A federal judge has ordered that he be released.
Cassandra did not like being Cassandra. It is not enjoyable to foresee avoidable catastrophes again and again (and again and again and again) only to watch as no remedial measures are taken and disaster strikes. To repeat: The courts are institutionally incompetent when it comes to matters of national security, particularly the prosecution of war.
The Framers intended it that way. National-security decisions are the most important ones a political community makes, so our system of government was designed to have them made by the political branches — by those who answer to the voters, to the people whose lives are at stake. When the political branches abdicate this first responsibility of government, sitting by as it is usurped by politically insulated judges, they deny us the freedom to decide for ourselves what our security requires. We are then the subjects of judges rather than masters of our own destiny.
The courts, moreover, are the worst institution to which we could surrender this authority. Not only are we powerless to vote them out if they get national-defense matters wrong, they are guaranteed to get them wrong. This is not because judges are bad people; it is because they have no responsibility for protecting the country. They are generally good people whose job is to ensure that the parties before the court are given due process. When a judge does that job conscientiously, due-process rights are inevitably inflated. That judges do not run completely out of control in maximizing due-process rights owes not to judicial temperance but to the powers of the political branches.
This genius of separation of powers is on display in the civilian justice system. We know that judges are hardwired to maximize the rights of accused criminals. So we don’t give them free reign. It is Congress that writes the statutes that courts must apply and prescribes the rules of procedure.
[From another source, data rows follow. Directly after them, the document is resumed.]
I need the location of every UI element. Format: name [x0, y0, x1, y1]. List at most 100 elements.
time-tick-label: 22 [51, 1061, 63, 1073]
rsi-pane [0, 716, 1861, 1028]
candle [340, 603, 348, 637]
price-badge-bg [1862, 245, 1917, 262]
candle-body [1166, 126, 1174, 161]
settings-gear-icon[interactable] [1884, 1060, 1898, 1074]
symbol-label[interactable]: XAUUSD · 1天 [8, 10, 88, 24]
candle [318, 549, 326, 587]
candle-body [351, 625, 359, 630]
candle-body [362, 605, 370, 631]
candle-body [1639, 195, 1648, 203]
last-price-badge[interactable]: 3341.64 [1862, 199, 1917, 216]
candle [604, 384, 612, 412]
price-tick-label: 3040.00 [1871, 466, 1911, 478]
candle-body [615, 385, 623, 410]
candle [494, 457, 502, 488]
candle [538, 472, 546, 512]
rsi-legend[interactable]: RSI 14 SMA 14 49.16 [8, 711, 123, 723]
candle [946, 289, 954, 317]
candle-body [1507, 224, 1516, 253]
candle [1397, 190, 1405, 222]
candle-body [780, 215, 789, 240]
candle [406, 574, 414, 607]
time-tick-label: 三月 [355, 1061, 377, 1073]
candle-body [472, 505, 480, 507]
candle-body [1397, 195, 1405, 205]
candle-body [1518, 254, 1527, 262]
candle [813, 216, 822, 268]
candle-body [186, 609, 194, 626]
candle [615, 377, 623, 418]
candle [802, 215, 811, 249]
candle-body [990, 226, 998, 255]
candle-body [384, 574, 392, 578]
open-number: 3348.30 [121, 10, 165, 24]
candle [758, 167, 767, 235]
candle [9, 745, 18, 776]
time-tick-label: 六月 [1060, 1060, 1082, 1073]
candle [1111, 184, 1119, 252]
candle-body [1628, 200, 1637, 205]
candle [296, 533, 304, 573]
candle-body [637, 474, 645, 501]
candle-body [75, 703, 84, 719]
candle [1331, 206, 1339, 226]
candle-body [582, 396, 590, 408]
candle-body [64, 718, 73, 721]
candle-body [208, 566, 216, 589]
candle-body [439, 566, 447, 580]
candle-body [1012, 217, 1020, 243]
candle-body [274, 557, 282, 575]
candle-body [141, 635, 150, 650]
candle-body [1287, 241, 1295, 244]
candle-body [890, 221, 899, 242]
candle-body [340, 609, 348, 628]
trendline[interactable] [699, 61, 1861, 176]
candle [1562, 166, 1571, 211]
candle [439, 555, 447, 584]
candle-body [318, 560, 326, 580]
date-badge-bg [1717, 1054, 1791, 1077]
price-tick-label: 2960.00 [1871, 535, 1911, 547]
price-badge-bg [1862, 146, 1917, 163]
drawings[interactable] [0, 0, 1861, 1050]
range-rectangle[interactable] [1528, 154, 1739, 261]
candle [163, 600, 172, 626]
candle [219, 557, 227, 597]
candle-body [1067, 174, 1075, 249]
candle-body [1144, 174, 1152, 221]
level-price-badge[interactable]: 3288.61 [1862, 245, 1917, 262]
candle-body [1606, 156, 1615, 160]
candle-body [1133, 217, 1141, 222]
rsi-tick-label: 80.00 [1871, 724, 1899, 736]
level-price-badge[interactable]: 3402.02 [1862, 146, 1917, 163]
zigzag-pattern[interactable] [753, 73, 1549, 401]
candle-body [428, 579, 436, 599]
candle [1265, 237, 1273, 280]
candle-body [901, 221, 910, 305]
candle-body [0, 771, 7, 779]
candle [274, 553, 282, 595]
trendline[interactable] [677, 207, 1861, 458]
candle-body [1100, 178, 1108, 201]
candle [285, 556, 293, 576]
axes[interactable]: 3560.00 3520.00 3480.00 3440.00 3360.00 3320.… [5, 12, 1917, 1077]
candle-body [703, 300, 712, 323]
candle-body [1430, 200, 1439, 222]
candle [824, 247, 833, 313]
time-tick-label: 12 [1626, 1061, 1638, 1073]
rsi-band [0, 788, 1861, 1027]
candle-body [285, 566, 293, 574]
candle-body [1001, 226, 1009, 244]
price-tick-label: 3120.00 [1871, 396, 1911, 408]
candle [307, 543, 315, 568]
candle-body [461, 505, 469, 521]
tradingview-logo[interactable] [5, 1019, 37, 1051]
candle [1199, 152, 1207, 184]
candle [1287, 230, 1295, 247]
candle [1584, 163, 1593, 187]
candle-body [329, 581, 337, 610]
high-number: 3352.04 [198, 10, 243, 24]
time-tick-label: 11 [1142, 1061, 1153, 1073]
It is Congress that tells the judges what the punishment for a crime must be and whether an offender may be released — it doesn’t matter whether the judge thinks the criminal is unlikely to threaten society.
But the same Congress that performs these duties exactingly in the civilian justice system, where judges have institutional competence, has abdicated its responsibility in the conduct of war, in which judges have no expertise. In the 2008 Boumediene v. Bush decision, the Supreme Court’s liberal bloc turned its back on precedent and empowered America’s enemies to use our courts against us — inviting alien enemy combatants into federal court to challenge the military’s determination that they are, in fact, enemy combatants. The Supremes further exacerbated the problem by giving no guidance to the lower courts as to how these cases should proceed: What rights to discovery and confrontation do our enemies have? What rules of evidence obtain? Who bears the burden of proof that a detainee is or is not an enemy combatant? What is the standard of proof to be applied? We don’t know. The Court left it up to the district judges to make it up as they go along.